The management of benign and malignant tumours is significantly different.
Benign Salivary Gland Tumours
Pleomorphic Adenoma
The mainstay of treatment for this benign tumour is surgical excision. Surgical excision should be a superficial parotidectomy as there is significant risk of recurrence with enucleation (due to deficiencies of the capsule).
Radiotherapy to the parotid gland is indicated only when:
- There are positive surgical margins and significant risk to the facial nerve with re-excision
- Local recurrence unable to be treated surgically (usually after a second recurrence)
- Tumour spill during surgery
Dose is typically 50 Gy in 25 fractions delivered to the residual parotid.
Warthin Tumour
This benign tumour is well encapsulated and surgical excision is usually curative. Local recurrence is very uncommon. Radiotherapy for Warthin tumour is poorly described; case reports delivering similar doses to pleomorphic adenoma have met with good outcomes.
Malignant Salivary Gland Tumours
Primary Treatment
Surgery should be considered in almost all cases as the first therapy. It provides better local control. For very advanced lesions, or lesions that involve functional components of the head and neck (eg. facial nerve), the decision to proceed with surgery can be more complex.
Primary radiotherapy is delivered to a dose of 70 Gy in 35 fractions to the tumour. Regional nodes may be included if pathologically involved or at high risk of subclinical involvement (eg. poorly differentiated tumour, tumour > 4 cm, etc), in a similar manner to squamous cell carcinoma of the head and neck.

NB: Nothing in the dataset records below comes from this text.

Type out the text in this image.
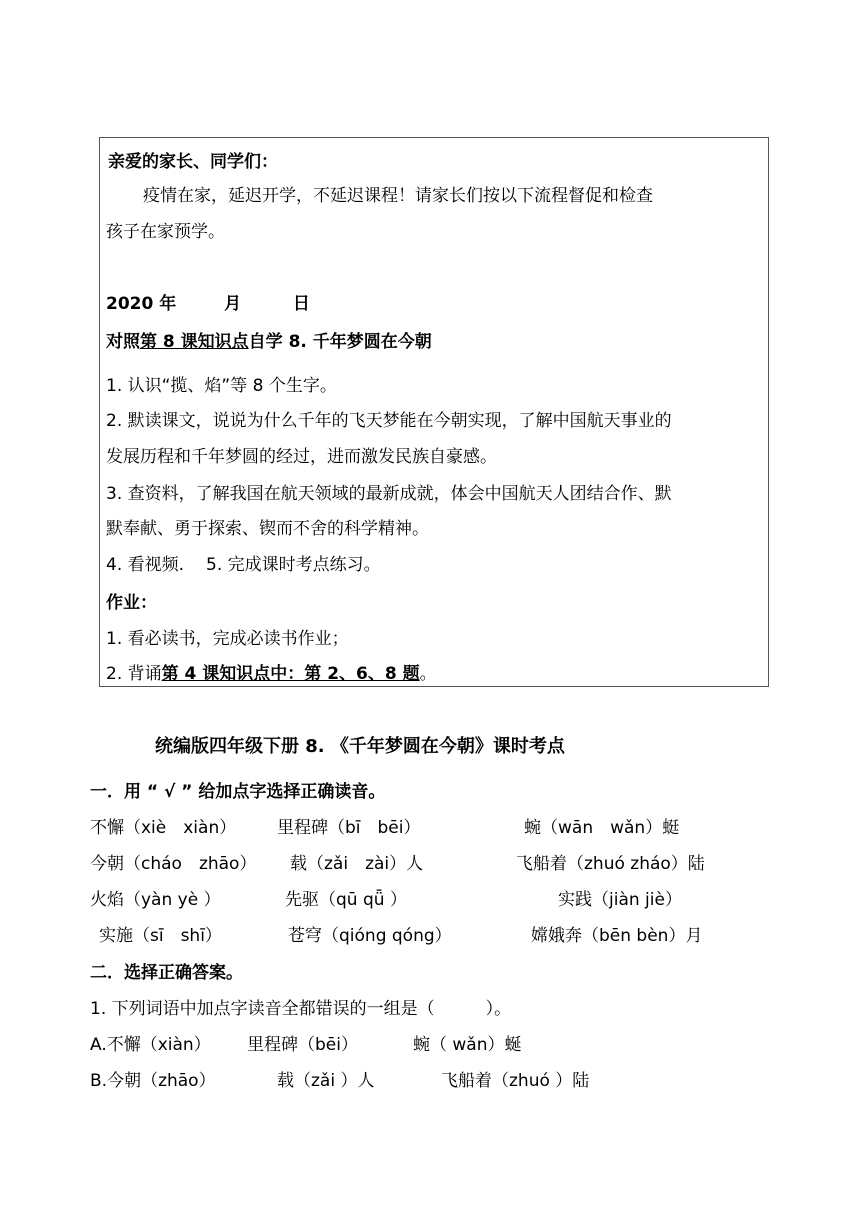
亲爱的家长、同学们：
疫情在家，延迟开学，不延迟课程！请家长们按以下流程督促和检查
孩子在家预学。
2020 年	月	日
对照第 8 课知识点自学 8. 千年梦圆在今朝
1. 认识“揽、焰”等 8 个生字。
2. 默读课文，说说为什么千年的飞天梦能在今朝实现，了解中国航天事业的
发展历程和千年梦圆的经过，进而激发民族自豪感。
3. 查资料，了解我国在航天领域的最新成就，体会中国航天人团结合作、默
默奉献、勇于探索、锲而不舍的科学精神。
4. 看视频. 5. 完成课时考点练习。
作业：
1. 看必读书，完成必读书作业；
2. 背诵第 4 课知识点中：第 2、6、8 题。
统编版四年级下册 8. 《千年梦圆在今朝》课时考点
一．用 “ √ ” 给加点字选择正确读音。
不懈（xiè　xiàn） 里程碑（bī　bēi）	蜿（wān　wǎn）蜓
今朝（cháo　zhāo） 载（zǎi　zài）人	飞船着（zhuó zháo）陆
火焰（yàn yè ）	先驱（qū qǖ ）	实践（jiàn jiè）
实施（sī　shī）	苍穹（qióng qóng）	嫦娥奔（bēn bèn）月
二．选择正确答案。
1. 下列词语中加点字读音全都错误的一组是（　　　）。
A.不懈（xiàn） 里程碑（bēi）	蜿（ wǎn）蜒
B.今朝（zhāo）	载（zǎi ）人	飞船着（zhuó ）陆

Adjuvant radiotherapy is more complex. It is recommended when there is a high risk of recurrence:
- Recurrent disease
- Positive or close margins
- T3 or T4 tumours
- Perineural invasion of named or unnamed nerves
- Involvement of adjacent structures (including skin, bone)
- Adenoid cystic carcinoma subtype has a higher rate of local recurrence and radiotherapy should be considered more strongly in this group
Total dose should be 60 Gy except in cases of positive margins in which case 66-70 Gy should be employed to the tumour bed. Adenoid cystic carcinoma, or other carcinomas which show pathological evidence of perineural invasion, should have the nerves supplying the tumour bed irradiated back to the skull base (typically nerves V1, V2, V3 or VII).
Nodal treatment
Lymph node metastases are less predictable for salivary gland tumours. Treatment of the neck should always happen when there is clinically evident or PET positive disease. Elective treatment of the neck (neck dissection or 50 Gy) should be considered for:
- T2 or greater tumours
- Lymphovascular invasion
- High grade tumours
Parotid: Treat IB, II, III, IV. Consider V if there is clinical lymph node involvement.